Or, c’est à lui que nous voudrions borner ce compte rendu, tant il est, dans ce recueil de reprises revues et corrigées, non seulement l’unique part inédite, mais plus encore le morceau de choix. C’est qu’en cette « table des matières » (p. 253) sur laquelle se clôt l’ouvrage se contemple de l’A. toute la maestria. Intitulée « De Être et temps à la pensée de l’Ereignis », la première partie articule, plus que les motifs du monde (pp. 27-43), de l’espace (pp. 45-58) et du temps (pp. 59-75), le traitement de chacun par les trois Heidegger – celui du Tournant, comme celui d’avant ou d’après lui. Intitulée « Une autre pensée de l’être de l’homme », la deuxième partie renvoie anthropologisme et anthropomorphisme dos à dos (pp. 79-96), unit la question de l’être à celle que nous sommes (pp. 79-96) et, derrière le dire de son dit, ressaisit l’éthique de Heidegger comme « éco-nomie de l’Unheimlichkeit » (pp. 119-132 ; ici p. 129).
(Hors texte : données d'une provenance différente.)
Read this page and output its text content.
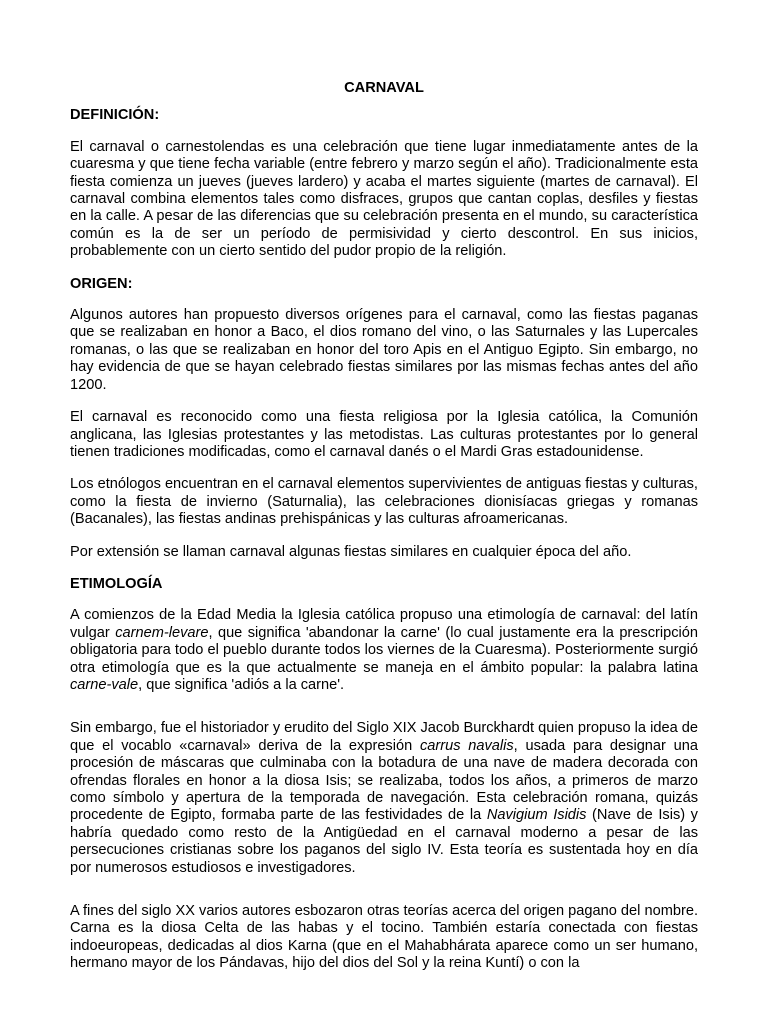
CARNAVAL
DEFINICIÓN:

El carnaval o carnestolendas es una celebración que tiene lugar inmediatamente antes de la cuaresma y que tiene fecha variable (entre febrero y marzo según el año). Tradicionalmente esta fiesta comienza un jueves (jueves lardero) y acaba el martes siguiente (martes de carnaval). El carnaval combina elementos tales como disfraces, grupos que cantan coplas, desfiles y fiestas en la calle. A pesar de las diferencias que su celebración presenta en el mundo, su característica común es la de ser un período de permisividad y cierto descontrol. En sus inicios, probablemente con un cierto sentido del pudor propio de la religión.

ORIGEN:

Algunos autores han propuesto diversos orígenes para el carnaval, como las fiestas paganas que se realizaban en honor a Baco, el dios romano del vino, o las Saturnales y las Lupercales romanas, o las que se realizaban en honor del toro Apis en el Antiguo Egipto. Sin embargo, no hay evidencia de que se hayan celebrado fiestas similares por las mismas fechas antes del año 1200.

El carnaval es reconocido como una fiesta religiosa por la Iglesia católica, la Comunión anglicana, las Iglesias protestantes y las metodistas. Las culturas protestantes por lo general tienen tradiciones modificadas, como el carnaval danés o el Mardi Gras estadounidense.

Los etnólogos encuentran en el carnaval elementos supervivientes de antiguas fiestas y culturas, como la fiesta de invierno (Saturnalia), las celebraciones dionisíacas griegas y romanas (Bacanales), las fiestas andinas prehispánicas y las culturas afroamericanas.

Por extensión se llaman carnaval algunas fiestas similares en cualquier época del año.

ETIMOLOGÍA

A comienzos de la Edad Media la Iglesia católica propuso una etimología de carnaval: del latín vulgar carnem-levare, que significa 'abandonar la carne' (lo cual justamente era la prescripción obligatoria para todo el pueblo durante todos los viernes de la Cuaresma). Posteriormente surgió otra etimología que es la que actualmente se maneja en el ámbito popular: la palabra latina carne-vale, que significa 'adiós a la carne'.

Sin embargo, fue el historiador y erudito del Siglo XIX Jacob Burckhardt quien propuso la idea de que el vocablo «carnaval» deriva de la expresión carrus navalis, usada para designar una procesión de máscaras que culminaba con la botadura de una nave de madera decorada con ofrendas florales en honor a la diosa Isis; se realizaba, todos los años, a primeros de marzo como símbolo y apertura de la temporada de navegación. Esta celebración romana, quizás procedente de Egipto, formaba parte de las festividades de la Navigium Isidis (Nave de Isis) y habría quedado como resto de la Antigüedad en el carnaval moderno a pesar de las persecuciones cristianas sobre los paganos del siglo IV. Esta teoría es sustentada hoy en día por numerosos estudiosos e investigadores.

A fines del siglo XX varios autores esbozaron otras teorías acerca del origen pagano del nombre. Carna es la diosa Celta de las habas y el tocino. También estaría conectada con fiestas indoeuropeas, dedicadas al dios Karna (que en el Mahabhárata aparece como un ser humano, hermano mayor de los Pándavas, hijo del dios del Sol y la reina Kuntí) o con la
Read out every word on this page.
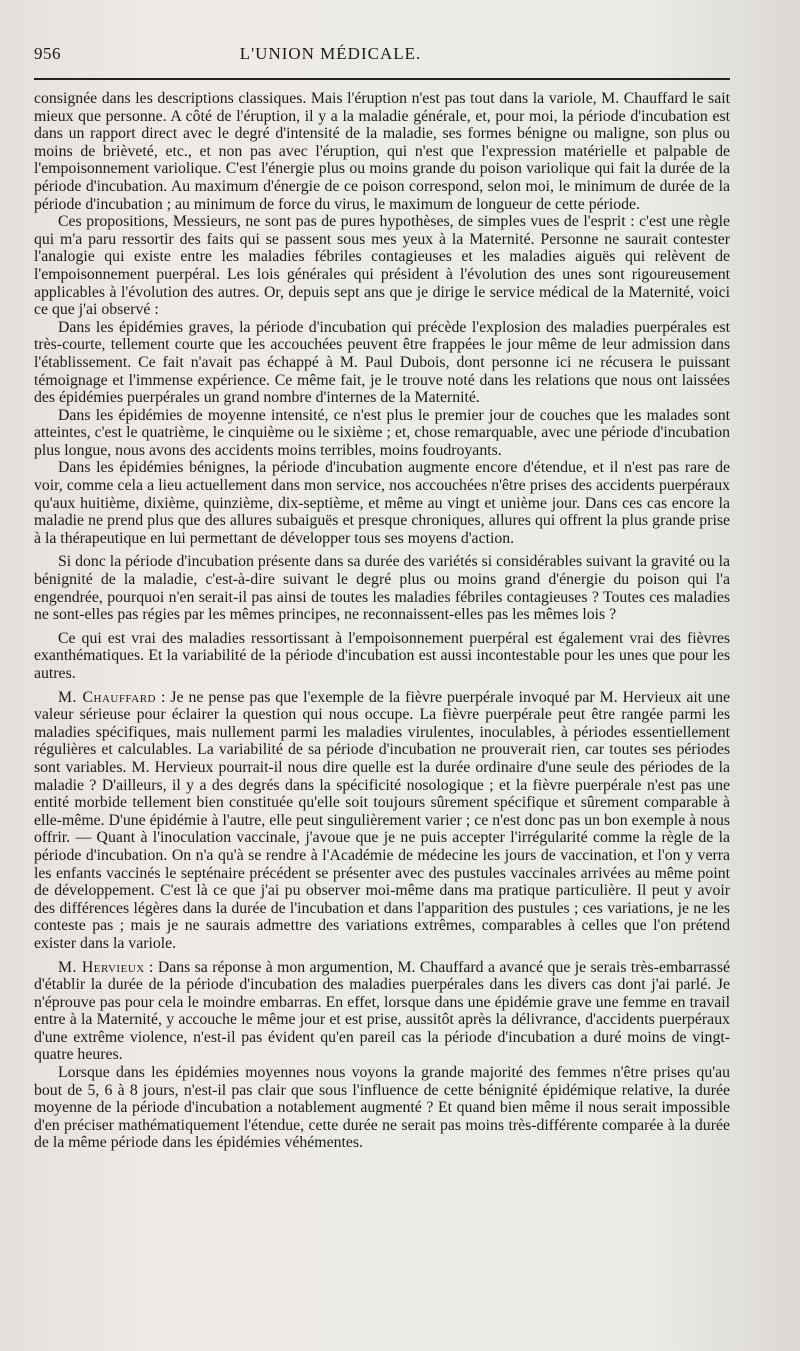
956	L'UNION MÉDICALE.

consignée dans les descriptions classiques. Mais l'éruption n'est pas tout dans la variole, M. Chauffard le sait mieux que personne. A côté de l'éruption, il y a la maladie générale, et, pour moi, la période d'incubation est dans un rapport direct avec le degré d'intensité de la maladie, ses formes bénigne ou maligne, son plus ou moins de brièveté, etc., et non pas avec l'éruption, qui n'est que l'expression matérielle et palpable de l'empoisonnement variolique. C'est l'énergie plus ou moins grande du poison variolique qui fait la durée de la période d'incubation. Au maximum d'énergie de ce poison correspond, selon moi, le minimum de durée de la période d'incubation ; au minimum de force du virus, le maximum de longueur de cette période.

Ces propositions, Messieurs, ne sont pas de pures hypothèses, de simples vues de l'esprit : c'est une règle qui m'a paru ressortir des faits qui se passent sous mes yeux à la Maternité. Personne ne saurait contester l'analogie qui existe entre les maladies fébriles contagieuses et les maladies aiguës qui relèvent de l'empoisonnement puerpéral. Les lois générales qui président à l'évolution des unes sont rigoureusement applicables à l'évolution des autres. Or, depuis sept ans que je dirige le service médical de la Maternité, voici ce que j'ai observé :

Dans les épidémies graves, la période d'incubation qui précède l'explosion des maladies puerpérales est très-courte, tellement courte que les accouchées peuvent être frappées le jour même de leur admission dans l'établissement. Ce fait n'avait pas échappé à M. Paul Dubois, dont personne ici ne récusera le puissant témoignage et l'immense expérience. Ce même fait, je le trouve noté dans les relations que nous ont laissées des épidémies puerpérales un grand nombre d'internes de la Maternité.

Dans les épidémies de moyenne intensité, ce n'est plus le premier jour de couches que les malades sont atteintes, c'est le quatrième, le cinquième ou le sixième ; et, chose remarquable, avec une période d'incubation plus longue, nous avons des accidents moins terribles, moins foudroyants.

Dans les épidémies bénignes, la période d'incubation augmente encore d'étendue, et il n'est pas rare de voir, comme cela a lieu actuellement dans mon service, nos accouchées n'être prises des accidents puerpéraux qu'aux huitième, dixième, quinzième, dix-septième, et même au vingt et unième jour. Dans ces cas encore la maladie ne prend plus que des allures subaiguës et presque chroniques, allures qui offrent la plus grande prise à la thérapeutique en lui permettant de développer tous ses moyens d'action.

Si donc la période d'incubation présente dans sa durée des variétés si considérables suivant la gravité ou la bénignité de la maladie, c'est-à-dire suivant le degré plus ou moins grand d'énergie du poison qui l'a engendrée, pourquoi n'en serait-il pas ainsi de toutes les maladies fébriles contagieuses ? Toutes ces maladies ne sont-elles pas régies par les mêmes principes, ne reconnaissent-elles pas les mêmes lois ?

Ce qui est vrai des maladies ressortissant à l'empoisonnement puerpéral est également vrai des fièvres exanthématiques. Et la variabilité de la période d'incubation est aussi incontestable pour les unes que pour les autres.

M. Chauffard : Je ne pense pas que l'exemple de la fièvre puerpérale invoqué par M. Hervieux ait une valeur sérieuse pour éclairer la question qui nous occupe. La fièvre puerpérale peut être rangée parmi les maladies spécifiques, mais nullement parmi les maladies virulentes, inoculables, à périodes essentiellement régulières et calculables. La variabilité de sa période d'incubation ne prouverait rien, car toutes ses périodes sont variables. M. Hervieux pourrait-il nous dire quelle est la durée ordinaire d'une seule des périodes de la maladie ? D'ailleurs, il y a des degrés dans la spécificité nosologique ; et la fièvre puerpérale n'est pas une entité morbide tellement bien constituée qu'elle soit toujours sûrement spécifique et sûrement comparable à elle-même. D'une épidémie à l'autre, elle peut singulièrement varier ; ce n'est donc pas un bon exemple à nous offrir. — Quant à l'inoculation vaccinale, j'avoue que je ne puis accepter l'irrégularité comme la règle de la période d'incubation. On n'a qu'à se rendre à l'Académie de médecine les jours de vaccination, et l'on y verra les enfants vaccinés le septénaire précédent se présenter avec des pustules vaccinales arrivées au même point de développement. C'est là ce que j'ai pu observer moi-même dans ma pratique particulière. Il peut y avoir des différences légères dans la durée de l'incubation et dans l'apparition des pustules ; ces variations, je ne les conteste pas ; mais je ne saurais admettre des variations extrêmes, comparables à celles que l'on prétend exister dans la variole.

M. Hervieux : Dans sa réponse à mon argumention, M. Chauffard a avancé que je serais très-embarrassé d'établir la durée de la période d'incubation des maladies puerpérales dans les divers cas dont j'ai parlé. Je n'éprouve pas pour cela le moindre embarras. En effet, lorsque dans une épidémie grave une femme en travail entre à la Maternité, y accouche le même jour et est prise, aussitôt après la délivrance, d'accidents puerpéraux d'une extrême violence, n'est-il pas évident qu'en pareil cas la période d'incubation a duré moins de vingt-quatre heures.

Lorsque dans les épidémies moyennes nous voyons la grande majorité des femmes n'être prises qu'au bout de 5, 6 à 8 jours, n'est-il pas clair que sous l'influence de cette bénignité épidémique relative, la durée moyenne de la période d'incubation a notablement augmenté ? Et quand bien même il nous serait impossible d'en préciser mathématiquement l'étendue, cette durée ne serait pas moins très-différente comparée à la durée de la même période dans les épidémies véhémentes.
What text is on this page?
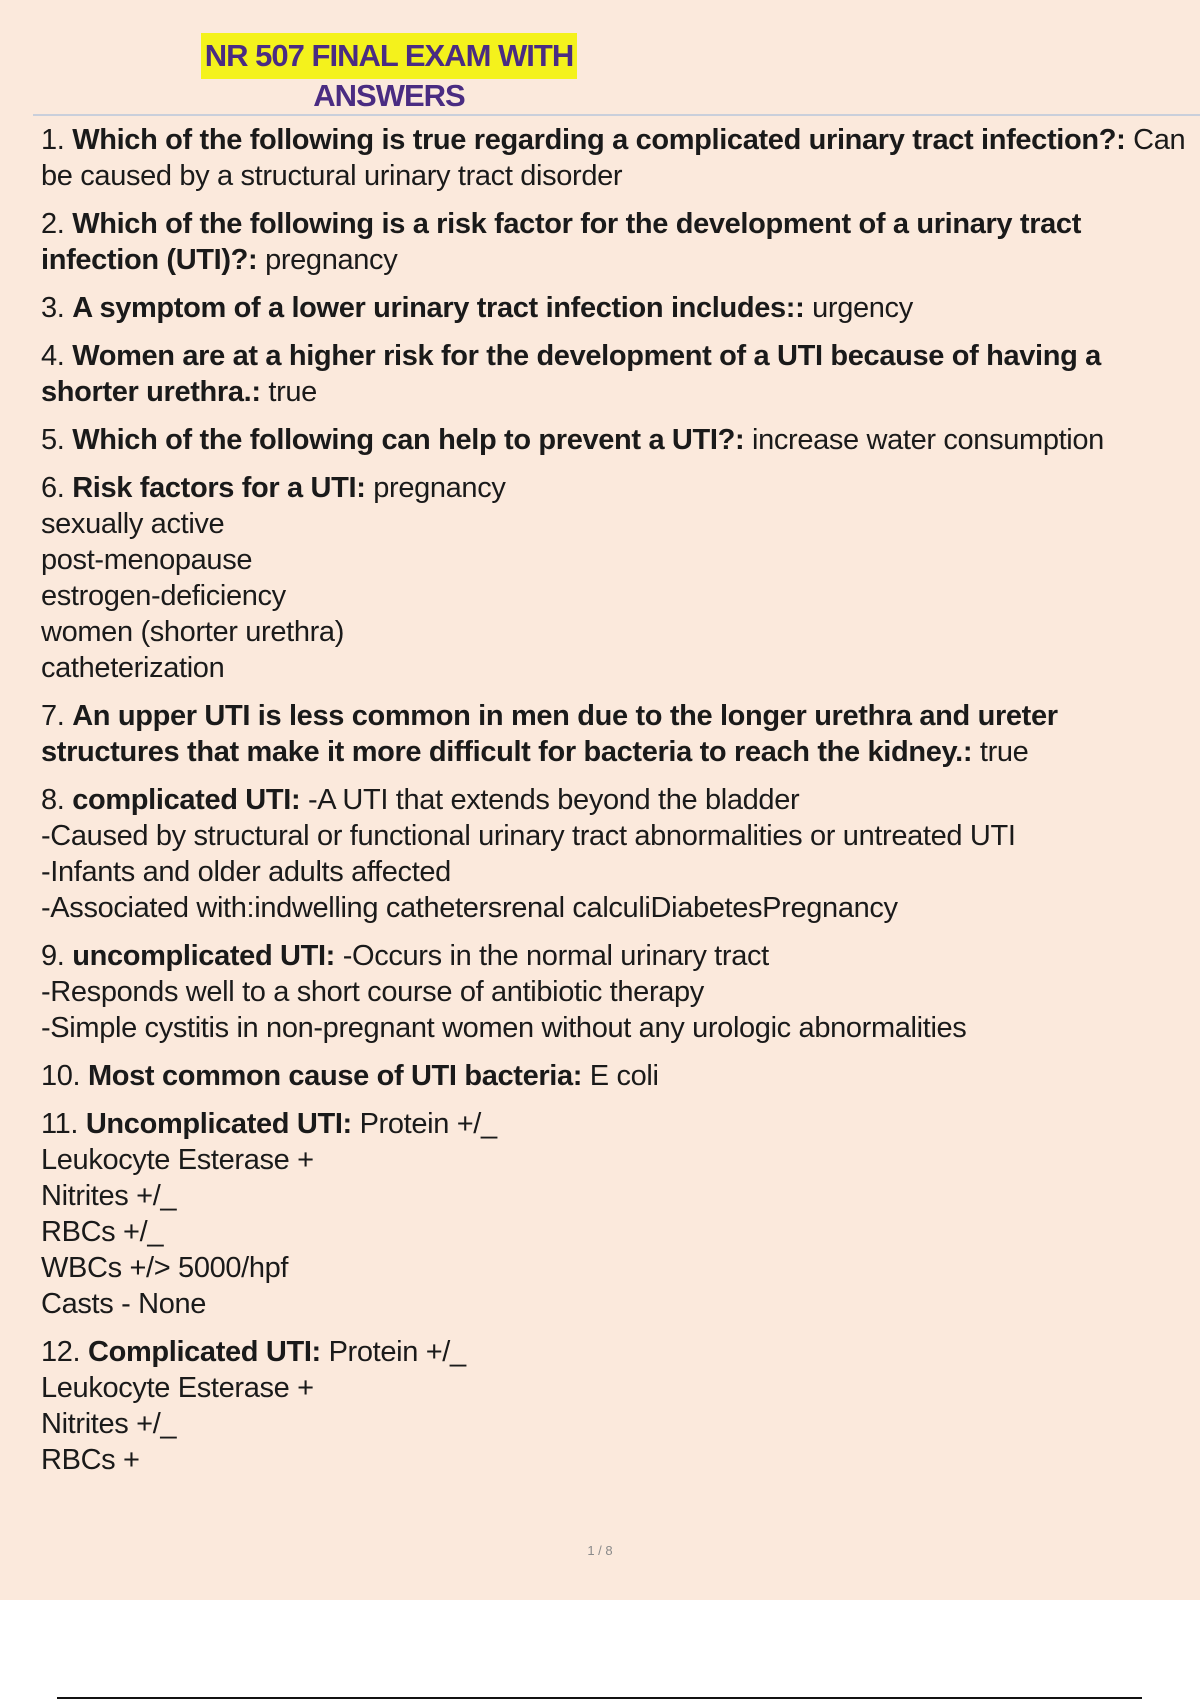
NR 507 FINAL EXAM WITH
ANSWERS
1. Which of the following is true regarding a complicated urinary tract infection?: Can be caused by a structural urinary tract disorder
2. Which of the following is a risk factor for the development of a urinary tract infection (UTI)?: pregnancy
3. A symptom of a lower urinary tract infection includes:: urgency
4. Women are at a higher risk for the development of a UTI because of having a shorter urethra.: true
5. Which of the following can help to prevent a UTI?: increase water consumption
6. Risk factors for a UTI: pregnancy
sexually active
post-menopause
estrogen-deficiency
women (shorter urethra)
catheterization
7. An upper UTI is less common in men due to the longer urethra and ureter structures that make it more difficult for bacteria to reach the kidney.: true
8. complicated UTI: -A UTI that extends beyond the bladder
-Caused by structural or functional urinary tract abnormalities or untreated UTI
-Infants and older adults affected
-Associated with:indwelling cathetersrenal calculiDiabetesPregnancy
9. uncomplicated UTI: -Occurs in the normal urinary tract
-Responds well to a short course of antibiotic therapy
-Simple cystitis in non-pregnant women without any urologic abnormalities
10. Most common cause of UTI bacteria: E coli
11. Uncomplicated UTI: Protein +/_
Leukocyte Esterase +
Nitrites +/_
RBCs +/_
WBCs +/> 5000/hpf
Casts - None
12. Complicated UTI: Protein +/_
Leukocyte Esterase +
Nitrites +/_
RBCs +
1 / 8
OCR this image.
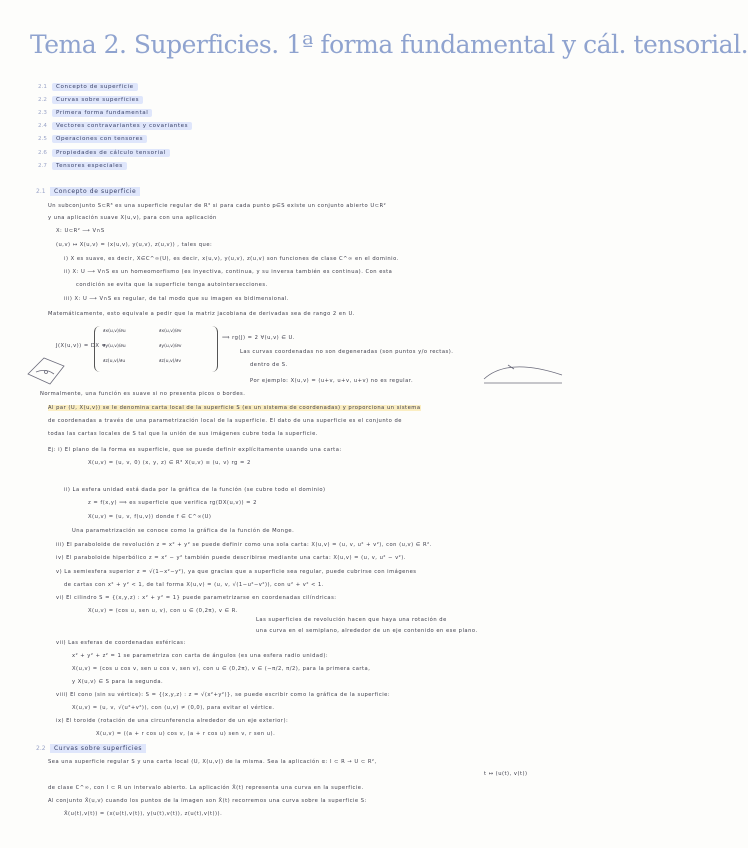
Tema 2. Superficies. 1ª forma fundamental y cál. tensorial.
2.1	Concepto de superficie
2.2	Curvas sobre superficies
2.3	Primera forma fundamental
2.4	Vectores contravariantes y covariantes
2.5	Operaciones con tensores
2.6	Propiedades de cálculo tensorial
2.7	Tensores especiales
2.1	Concepto de superficie
Un subconjunto S⊂R³ es una superficie regular de R³ si para cada punto p∈S existe un conjunto abierto U⊂R²
y una aplicación suave X(u,v), para con una aplicación
X: U⊂R² ⟶ V∩S
(u,v) ↦ X(u,v) = (x(u,v), y(u,v), z(u,v)) , tales que:
i) X es suave, es decir, X∈C^∞(U), es decir, x(u,v), y(u,v), z(u,v) son funciones de clase C^∞ en el dominio.
ii) X: U ⟶ V∩S es un homeomorfismo (es inyectiva, continua, y su inversa también es continua). Con esta
condición se evita que la superficie tenga autointersecciones.
iii) X: U ⟶ V∩S es regular, de tal modo que su imagen es bidimensional.
Matemáticamente, esto equivale a pedir que la matriz jacobiana de derivadas sea de rango 2 en U.
J(X(u,v)) = DX =
∂x(u,v)/∂u	∂x(u,v)/∂v
∂y(u,v)/∂u	∂y(u,v)/∂v
∂z(u,v)/∂u	∂z(u,v)/∂v
⟹ rg(J) = 2 ∀(u,v) ∈ U.
Las curvas coordenadas no son degeneradas (son puntos y/o rectas).
dentro de S.
Por ejemplo: X(u,v) = (u+v, u+v, u+v) no es regular.
Normalmente, una función es suave si no presenta picos o bordes.
Al par (U, X(u,v)) se le denomina carta local de la superficie S (es un sistema de coordenadas) y proporciona un sistema
de coordenadas a través de una parametrización local de la superficie. El dato de una superficie es el conjunto de
todas las cartas locales de S tal que la unión de sus imágenes cubre toda la superficie.
Ej: i) El plano de la forma es superficie, que se puede definir explícitamente usando una carta:
X(u,v) = (u, v, 0) (x, y, z) ∈ R³ X(u,v) ≡ (u, v) rg = 2
ii) La esfera unidad está dada por la gráfica de la función (se cubre todo el dominio)
z = f(x,y) ⟹ es superficie que verifica rg(DX(u,v)) = 2
X(u,v) = (u, v, f(u,v)) donde f ∈ C^∞(U)
Una parametrización se conoce como la gráfica de la función de Monge.
iii) El paraboloide de revolución z = x² + y² se puede definir como una sola carta: X(u,v) = (u, v, u² + v²), con (u,v) ∈ R².
iv) El paraboloide hiperbólico z = x² − y² también puede describirse mediante una carta: X(u,v) = (u, v, u² − v²).
v) La semiesfera superior z = √(1−x²−y²), ya que gracias que a superficie sea regular, puede cubrirse con imágenes
de cartas con x² + y² < 1, de tal forma X(u,v) = (u, v, √(1−u²−v²)), con u² + v² < 1.
vi) El cilindro S = {(x,y,z) : x² + y² = 1} puede parametrizarse en coordenadas cilíndricas:
X(u,v) = (cos u, sen u, v), con u ∈ (0,2π), v ∈ R.
Las superficies de revolución hacen que haya una rotación de
una curva en el semiplano, alrededor de un eje contenido en ese plano.
vii) Las esferas de coordenadas esféricas:
x² + y² + z² = 1 se parametriza con carta de ángulos (es una esfera radio unidad):
X(u,v) = (cos u cos v, sen u cos v, sen v), con u ∈ (0,2π), v ∈ (−π/2, π/2), para la primera carta,
y X(u,v) ∈ S para la segunda.
viii) El cono (sin su vértice): S = {(x,y,z) : z = √(x²+y²)}, se puede escribir como la gráfica de la superficie:
X(u,v) = (u, v, √(u²+v²)), con (u,v) ≠ (0,0), para evitar el vértice.
ix) El toroide (rotación de una circunferencia alrededor de un eje exterior):
X(u,v) = ((a + r cos u) cos v, (a + r cos u) sen v, r sen u).
2.2	Curvas sobre superficies
Sea una superficie regular S y una carta local (U, X(u,v)) de la misma. Sea la aplicación α: I ⊂ R → U ⊂ R²,
t ↦ (u(t), v(t))
de clase C^∞, con I ⊂ R un intervalo abierto. La aplicación X̃(t) representa una curva en la superficie.
Al conjunto X̃(u,v) cuando los puntos de la imagen son X̃(t) recorremos una curva sobre la superficie S:
X̃(u(t),v(t)) = (x(u(t),v(t)), y(u(t),v(t)), z(u(t),v(t))).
Intitulée « Une autre pensée du divin, du néant et de l’être », la troisième partie – toutes pièces à l’appui insistons-y – , instruit les dossiers de la relation de Heidegger à la théologie jusque dans la « théiologie de la pensée » (pp. 135-154 ; ici p. 153), de sa conception du nihilisme dans sa différence d’avec celle de Jünger (pp. 155-169) et de sa compréhension du commencement grec dans l’explicitation de la parole d’Anaximandre (pp. 171-185). Intitulée « D’une pensée qui ne serait plus philosophie », la dernière partie s’interroge sur l’existence d’une philosophie de l’histoire chez Heidegger (pp. 189-206), sur la signification de la fin de la philosophie sous sa plume (pp. 207-226) et sur le sens de l’avenir de la présence humaine dans l’événement de l’être (pp. 227-250). Tout n’est-il pas là ? Tout, c’est-à-dire chacune des lignes de force que nous observons à lire les lignes dédiées par Heidegger à l’établissement de cet autre commencement de la pensée qui fait sa pensée ?

L’herméneute le plus fin d’un penseur toujours en chemin se doit d’offrir au lecteur, pour traverser son œuvre, la meilleure des boussoles. Avec Heidegger et la pensée à venir, Françoise Dastur, en offre une très bonne. Mais si le diable se cache dans les détails, Hermès se niche ici dans le sommaire.